1. These conditions imply that for $x=\sum x_je_j$ and $y=\sum y_ke_k$: $$ x*y =-(x_1y_2-x_2y_1)e_0+(x_2y_0-x_0y_2)e_1+(x_0y_1-x_1y_0)e_2 $$ i.e. $(x,y)\mapsto x*y$ is unique. Moreover $$ \la x,x*y\ra =(x_0y_1-x_1y_0)x_2+(x_1y_2-x_2y_1)x_0+(x_2y_0-x_0y_2)x_1 =0 $$ and $\la y,x*y\ra=-\la y,y*x\ra=0$.

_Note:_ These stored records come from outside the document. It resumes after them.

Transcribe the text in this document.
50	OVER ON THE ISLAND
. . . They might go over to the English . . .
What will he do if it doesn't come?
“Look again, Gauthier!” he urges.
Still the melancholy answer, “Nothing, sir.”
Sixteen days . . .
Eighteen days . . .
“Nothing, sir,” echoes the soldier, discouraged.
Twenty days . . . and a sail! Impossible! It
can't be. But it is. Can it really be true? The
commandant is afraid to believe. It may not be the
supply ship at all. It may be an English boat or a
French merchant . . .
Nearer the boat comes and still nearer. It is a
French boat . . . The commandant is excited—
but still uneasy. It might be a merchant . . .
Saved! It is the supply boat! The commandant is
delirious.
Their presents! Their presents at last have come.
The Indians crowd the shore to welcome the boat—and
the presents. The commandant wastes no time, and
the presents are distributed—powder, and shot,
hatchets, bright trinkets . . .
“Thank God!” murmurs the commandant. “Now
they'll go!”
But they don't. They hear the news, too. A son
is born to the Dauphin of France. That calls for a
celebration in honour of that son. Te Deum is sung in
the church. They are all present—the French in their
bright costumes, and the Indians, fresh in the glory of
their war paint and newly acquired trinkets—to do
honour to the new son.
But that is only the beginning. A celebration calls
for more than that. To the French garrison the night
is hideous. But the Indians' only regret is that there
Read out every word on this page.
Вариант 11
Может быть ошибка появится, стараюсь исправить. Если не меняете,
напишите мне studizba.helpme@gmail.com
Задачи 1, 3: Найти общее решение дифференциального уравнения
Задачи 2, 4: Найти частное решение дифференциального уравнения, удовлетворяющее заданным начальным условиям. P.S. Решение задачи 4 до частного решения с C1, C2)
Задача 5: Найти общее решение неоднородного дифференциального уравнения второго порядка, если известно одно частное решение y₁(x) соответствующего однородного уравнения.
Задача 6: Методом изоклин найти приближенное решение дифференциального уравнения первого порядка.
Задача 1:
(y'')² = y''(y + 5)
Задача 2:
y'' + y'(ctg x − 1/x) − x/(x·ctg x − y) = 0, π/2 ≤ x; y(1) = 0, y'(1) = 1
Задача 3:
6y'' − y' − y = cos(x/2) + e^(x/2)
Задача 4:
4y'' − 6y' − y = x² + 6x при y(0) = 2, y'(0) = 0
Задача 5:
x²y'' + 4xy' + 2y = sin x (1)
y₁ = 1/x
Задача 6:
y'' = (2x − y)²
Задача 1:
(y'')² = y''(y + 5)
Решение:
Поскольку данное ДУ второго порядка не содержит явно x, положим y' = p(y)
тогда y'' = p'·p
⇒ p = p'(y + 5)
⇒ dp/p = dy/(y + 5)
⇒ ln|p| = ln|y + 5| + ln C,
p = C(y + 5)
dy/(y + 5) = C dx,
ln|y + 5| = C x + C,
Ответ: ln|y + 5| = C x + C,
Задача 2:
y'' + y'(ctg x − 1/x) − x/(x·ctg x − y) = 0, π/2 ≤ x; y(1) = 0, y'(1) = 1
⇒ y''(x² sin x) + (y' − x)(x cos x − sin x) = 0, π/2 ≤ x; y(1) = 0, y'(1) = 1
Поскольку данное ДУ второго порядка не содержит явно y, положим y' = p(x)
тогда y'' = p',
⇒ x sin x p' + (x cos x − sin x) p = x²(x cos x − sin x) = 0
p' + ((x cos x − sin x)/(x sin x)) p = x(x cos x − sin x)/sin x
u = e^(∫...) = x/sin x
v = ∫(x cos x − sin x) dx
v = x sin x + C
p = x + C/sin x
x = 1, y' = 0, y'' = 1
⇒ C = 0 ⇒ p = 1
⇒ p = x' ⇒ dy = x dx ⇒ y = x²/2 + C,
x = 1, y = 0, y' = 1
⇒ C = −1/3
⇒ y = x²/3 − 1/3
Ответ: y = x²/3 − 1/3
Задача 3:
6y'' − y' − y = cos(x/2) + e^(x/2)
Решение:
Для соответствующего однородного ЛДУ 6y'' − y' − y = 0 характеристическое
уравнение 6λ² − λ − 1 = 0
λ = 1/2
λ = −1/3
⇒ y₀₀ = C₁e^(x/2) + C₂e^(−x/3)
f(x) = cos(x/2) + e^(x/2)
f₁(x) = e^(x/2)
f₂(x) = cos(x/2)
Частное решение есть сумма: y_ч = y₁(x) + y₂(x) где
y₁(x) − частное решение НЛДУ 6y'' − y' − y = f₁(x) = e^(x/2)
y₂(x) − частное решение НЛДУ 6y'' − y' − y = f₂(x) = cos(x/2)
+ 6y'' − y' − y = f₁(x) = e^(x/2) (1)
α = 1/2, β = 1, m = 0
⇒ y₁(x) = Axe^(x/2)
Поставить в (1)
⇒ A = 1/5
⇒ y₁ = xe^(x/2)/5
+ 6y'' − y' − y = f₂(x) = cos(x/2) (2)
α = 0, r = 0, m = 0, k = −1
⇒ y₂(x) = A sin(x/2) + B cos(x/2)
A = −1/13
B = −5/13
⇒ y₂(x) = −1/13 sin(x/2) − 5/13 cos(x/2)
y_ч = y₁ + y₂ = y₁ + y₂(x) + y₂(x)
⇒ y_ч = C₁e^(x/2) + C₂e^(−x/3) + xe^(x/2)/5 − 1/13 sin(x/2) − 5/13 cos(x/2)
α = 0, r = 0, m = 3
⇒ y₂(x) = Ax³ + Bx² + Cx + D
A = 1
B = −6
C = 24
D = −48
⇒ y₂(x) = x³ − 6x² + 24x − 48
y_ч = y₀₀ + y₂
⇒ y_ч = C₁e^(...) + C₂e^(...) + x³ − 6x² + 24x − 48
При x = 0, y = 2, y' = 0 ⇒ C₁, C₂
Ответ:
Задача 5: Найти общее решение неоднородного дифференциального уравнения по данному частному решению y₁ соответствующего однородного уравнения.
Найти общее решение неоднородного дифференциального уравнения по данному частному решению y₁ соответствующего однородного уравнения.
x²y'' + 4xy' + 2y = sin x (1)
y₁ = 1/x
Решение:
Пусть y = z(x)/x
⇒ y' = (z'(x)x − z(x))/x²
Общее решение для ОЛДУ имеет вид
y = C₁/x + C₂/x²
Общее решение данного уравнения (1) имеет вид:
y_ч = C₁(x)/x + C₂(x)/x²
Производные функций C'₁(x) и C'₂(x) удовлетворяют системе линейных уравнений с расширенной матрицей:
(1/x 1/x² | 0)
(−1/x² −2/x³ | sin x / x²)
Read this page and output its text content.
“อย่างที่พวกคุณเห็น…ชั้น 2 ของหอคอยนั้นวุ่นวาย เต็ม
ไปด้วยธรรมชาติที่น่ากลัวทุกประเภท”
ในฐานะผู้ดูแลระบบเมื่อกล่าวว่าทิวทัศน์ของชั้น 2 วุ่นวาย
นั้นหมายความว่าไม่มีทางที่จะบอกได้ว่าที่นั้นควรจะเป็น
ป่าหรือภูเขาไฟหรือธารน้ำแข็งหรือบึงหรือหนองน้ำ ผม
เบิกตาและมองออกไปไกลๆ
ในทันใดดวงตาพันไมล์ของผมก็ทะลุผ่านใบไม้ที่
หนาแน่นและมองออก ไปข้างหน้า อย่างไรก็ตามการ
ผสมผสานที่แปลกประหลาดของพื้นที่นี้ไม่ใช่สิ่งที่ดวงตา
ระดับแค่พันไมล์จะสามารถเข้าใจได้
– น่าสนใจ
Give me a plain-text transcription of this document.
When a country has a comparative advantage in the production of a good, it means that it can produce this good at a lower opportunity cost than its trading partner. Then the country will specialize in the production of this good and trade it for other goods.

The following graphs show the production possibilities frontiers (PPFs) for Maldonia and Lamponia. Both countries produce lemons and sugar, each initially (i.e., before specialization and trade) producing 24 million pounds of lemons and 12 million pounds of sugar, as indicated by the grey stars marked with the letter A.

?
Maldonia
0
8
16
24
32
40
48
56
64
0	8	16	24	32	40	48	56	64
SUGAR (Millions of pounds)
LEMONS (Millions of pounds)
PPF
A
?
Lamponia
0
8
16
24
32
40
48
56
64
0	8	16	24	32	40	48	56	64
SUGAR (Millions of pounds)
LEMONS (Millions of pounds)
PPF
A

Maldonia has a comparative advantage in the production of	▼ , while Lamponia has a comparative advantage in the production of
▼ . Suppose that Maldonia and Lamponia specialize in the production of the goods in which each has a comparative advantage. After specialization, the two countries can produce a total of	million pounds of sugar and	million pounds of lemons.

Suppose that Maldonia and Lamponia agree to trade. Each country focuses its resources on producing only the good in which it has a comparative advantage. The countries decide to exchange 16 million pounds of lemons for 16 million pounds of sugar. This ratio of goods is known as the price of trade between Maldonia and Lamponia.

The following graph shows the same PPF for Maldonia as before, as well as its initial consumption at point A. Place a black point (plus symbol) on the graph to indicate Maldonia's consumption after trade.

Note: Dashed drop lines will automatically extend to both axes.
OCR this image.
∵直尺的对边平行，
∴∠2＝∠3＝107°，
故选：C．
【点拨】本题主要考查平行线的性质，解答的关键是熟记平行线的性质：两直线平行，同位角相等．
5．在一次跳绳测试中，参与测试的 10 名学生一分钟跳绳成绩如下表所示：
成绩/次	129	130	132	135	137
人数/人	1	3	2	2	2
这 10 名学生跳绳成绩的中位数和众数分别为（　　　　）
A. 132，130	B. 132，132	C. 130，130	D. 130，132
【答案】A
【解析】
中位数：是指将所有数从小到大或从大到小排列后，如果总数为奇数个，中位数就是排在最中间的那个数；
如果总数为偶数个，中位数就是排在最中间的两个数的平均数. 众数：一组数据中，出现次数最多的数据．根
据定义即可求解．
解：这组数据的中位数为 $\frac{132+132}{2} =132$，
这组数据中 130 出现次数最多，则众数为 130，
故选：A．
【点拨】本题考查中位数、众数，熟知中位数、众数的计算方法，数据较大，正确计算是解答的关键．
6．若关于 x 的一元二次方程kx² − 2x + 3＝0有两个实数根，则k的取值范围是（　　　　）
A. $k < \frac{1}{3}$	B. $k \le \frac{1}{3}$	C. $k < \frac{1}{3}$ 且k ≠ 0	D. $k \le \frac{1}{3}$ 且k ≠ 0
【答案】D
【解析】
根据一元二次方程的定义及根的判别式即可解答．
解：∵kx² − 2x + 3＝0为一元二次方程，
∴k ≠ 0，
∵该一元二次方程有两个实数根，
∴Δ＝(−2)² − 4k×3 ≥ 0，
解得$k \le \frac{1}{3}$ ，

2. Put $Ay\colon=x*y$, then by 1. $\la y,Ay\ra=0$ ant therefore $$ 0 =\la y+z,A(y+z)\ra =\la y,Ay\ra+\la y,Az\ra+\la z,Ay\ra+\la z,Az\ra =\la y,Az\ra+\la z,Ay\ra $$ i.e. $A$ is skew-symmetric. Finally $\o(e_0,e_1,e_2)=\la e_0*e_1,e_2\ra=\la e_2,e_2\ra=+1$.
3. The $3$-linear map $\eta(x,y,z)\colon=x*(y*z)+y*(z*x)+z*(x*y)$ is alternating, e.g.: $$ \eta(y,x,z) =y*(x*z)+x*(z*y)+z*(y*x) =-y*(z*x)-x*(y*z)-z*(x*y) =-\eta(x,y,z) $$ and analoguesly $\eta(x,z,y)=\eta(z,y,x)=-\eta(x,y,z)$. Finally $$ \eta(e_0,e_1,e_2) =e_0*(-e_0)+e_1*e_1+e_2*e_2 =0 $$ i.e. $\eta=0$.